いやー、殴りたい(客席爆笑) 17の私を、タイムマシーンで殴りに行きたいですね!!(万座爆笑)
(咳払い)みくは困ったように苦笑いして、そうだねとも違うよとも言わずに、「新しい話しやるよ、梨衣菜チャン」とだけ言ったんですけど。
そん時はまぁそれで終わって、だいたい二週間後くらいにノースエントランスがあって、忙しい忙しいアイドル生活がようやくスタートする時期なんで、ずーっと忘れてたんですよね。

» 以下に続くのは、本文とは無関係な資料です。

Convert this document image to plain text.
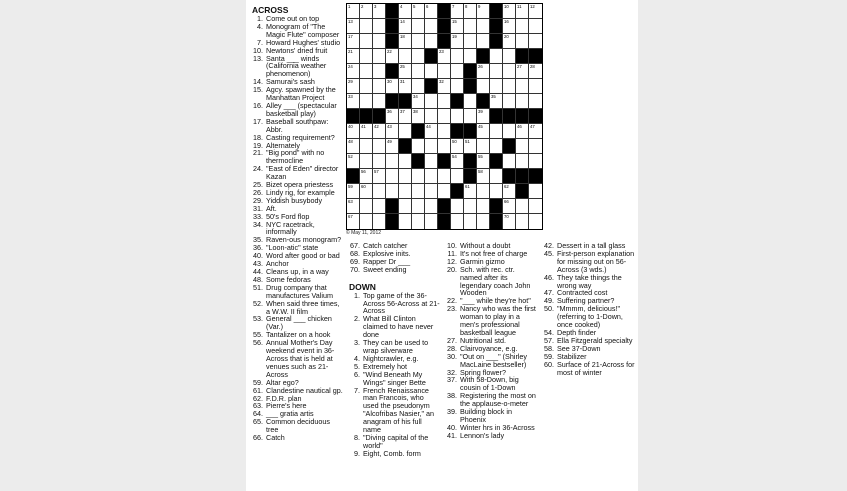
ACROSS
1. Come out on top
4. Monogram of "The Magic Flute" composer
7. Howard Hughes' studio
10. Newtons' dried fruit
13. Santa ___ winds (California weather phenomenon)
14. Samurai's sash
15. Agcy. spawned by the Manhattan Project
16. Alley ___ (spectacular basketball play)
17. Baseball southpaw: Abbr.
18. Casting requirement?
19. Alternately
21. "Big pond" with no thermocline
24. "East of Eden" director Kazan
25. Bizet opera priestess
26. Lindy rig, for example
29. Yiddish busybody
31. Aft.
33. 50's Ford flop
34. NYC racetrack, informally
35. Raven-ous monogram?
36. "Loon-atic" state
40. Word after good or bad
43. Anchor
44. Cleans up, in a way
48. Some fedoras
51. Drug company that manufactures Valium
52. When said three times, a W.W. II film
53. General ___ chicken (Var.)
55. Tantalizer on a hook
56. Annual Mother's Day weekend event in 36-Across that is held at venues such as 21-Across
59. Altar ego?
61. Clandestine nautical gp.
62. F.D.R. plan
63. Pierre's here
64. ___ gratia artis
65. Common deciduous tree
66. Catch
67. Catch catcher
68. Explosive inits.
69. Rapper Dr ___
70. Sweet ending
DOWN
1. Top game of the 36-Across 56-Across at 21-Across
2. What Bill Clinton claimed to have never done
3. They can be used to wrap silverware
4. Nightcrawler, e.g.
5. Extremely hot
6. "Wind Beneath My Wings" singer Bette
7. French Renaissance man Francois, who used the pseudonym "Alcofribas Nasier," an anagram of his full name
8. "Diving capital of the world"
9. Eight, Comb. form
10. Without a doubt
11. It's not free of charge
12. Garmin gizmo
20. Sch. with rec. ctr. named after its legendary coach John Wooden
22. "___ while they're hot"
23. Nancy who was the first woman to play in a men's professional basketball league
27. Nutritional std.
28. Clairvoyance, e.g.
30. "Out on ___" (Shirley MacLaine bestseller)
32. Spring flower?
37. With 58-Down, big cousin of 1-Down
38. Registering the most on the applause-o-meter
39. Building block in Phoenix
40. Winter hrs in 36-Across
41. Lennon's lady
42. Dessert in a tall glass
45. First-person explanation for missing out on 56-Across (3 wds.)
46. They take things the wrong way
47. Contracted cost
49. Suffering partner?
50. "Mmmm, delicious!" (referring to 1-Down, once cooked)
54. Depth finder
57. Ella Fitzgerald specialty
58. See 37-Down
59. Stabilizer
60. Surface of 21-Across for most of winter
1 2 3	4 5 6	7 8 9	10 11 12
13	14	15	16
17	18	19	20
21	22	23
24	25	26	27 28
29	30 31	32
33	34	35
36 37 38	39
40 41 42 43	44	45	46 47
48	49	50 51
52	53	54	55
56 57	58
59 60	61	62
63	64	65	66
67	68	69	70
© May 11, 2012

あの時から5年過ぎて、またトムジェリ見て、今度は一人でバックステージでアンコールの声聞いて、今日あったこととか、色んな事とか考えて。

ようやく気付いたんです。
『多分トムは、ジェリーのこと好きで、小さなネズミに合わせてくれてたんだろうな』って。
『そういうのネズミに感じさせないのが、ネコの強さで優しさなんだろうな』って、思った。

 

アタシあの時17だけどほんとガキで、ギター一切、ホント一個のコードも弾けないのに『ロックなアイドル、目指してます』とか言ってて(笑い)。
NGが美嘉さんのステージでダンサーデビューした時も『バックダンサーとかロックじゃない』とか言ってて、んじゃあムッチャ入れ込んでたNGの気持ちはどうなんだよ!! ってかんじですけど今思えば……ああ、タイムマシーンが欲しい(客席笑い)
ヘッドフォンいつも付けて、ツンツン尖って自分守ってて、イヤーなガキを煮詰めたような嫌なガキでした。

 

みくは2つ下だったけど、私より全然大人で、ずっとアイドルになりたかった夢持ってて……知ってます? アイツ、デビューできない頃キレて喫茶店占拠事件起こしてるんですよ。
今はザ・アイドル! ボス猫!! って感じですけどね。
それも強い気持ちがあるからかなって今は思いますけど……ええ、当時は『アツくなるとかダサい』って思ってました、少し。
ああ、タイムマシーン、タイムマシーン(客席笑う)

 

みくは常時フワフワしてた私よりアイドルっていう仕事に本気で、いつもやるべきことをしっかりやってて、背筋を伸ばして猫耳つけてました。
『口うるさい猫だなぁ。お前は私のママか』って当時は思ってましたけど、そういう部分をみくがしてくれなかったら、*はすぐ潰れてただろうし、今こうしてアンコールをもらうこともなかったかな。
でもみくは、やってた当時はそういうこと全然感じさせないで、ギャーギャーいがみ合って、楽しく……凄く楽しくアイドルさせてくれて、凄く良かった。
嬉しかった。


(スポットライトを見上げる)会いたいなぁ……みくの話してたら、すごくみくに会いたくなった。会いたくなっちゃったよ……。
って、死に別れたわけじゃないんだから、歌ってる限り、どっかに届くわけですけどね!(観客拍手)

 

アイドル辞めて二年、シンガーとして出なおして一年。
ようやく漕ぎ着けたワンマンライブだから、ケジメ付けたほうがいいかなぁとか思ったんですけど、やっぱアイドル時代、CP時代、*時代あっての多田李衣菜で。
思い出は、夢みたいに綺麗で泣けちゃって。
そういう気持ち引っ括めて、ちゃんと受け止めたいし、受け止めて欲しいんで、アンコールの曲はこれにします。

 

*で「ØωØver!!」です。
即興でアコースティック&ソロにアレンジできるくらいには、梨衣名チャンのギターも巧くなったぜ、みくちゃん。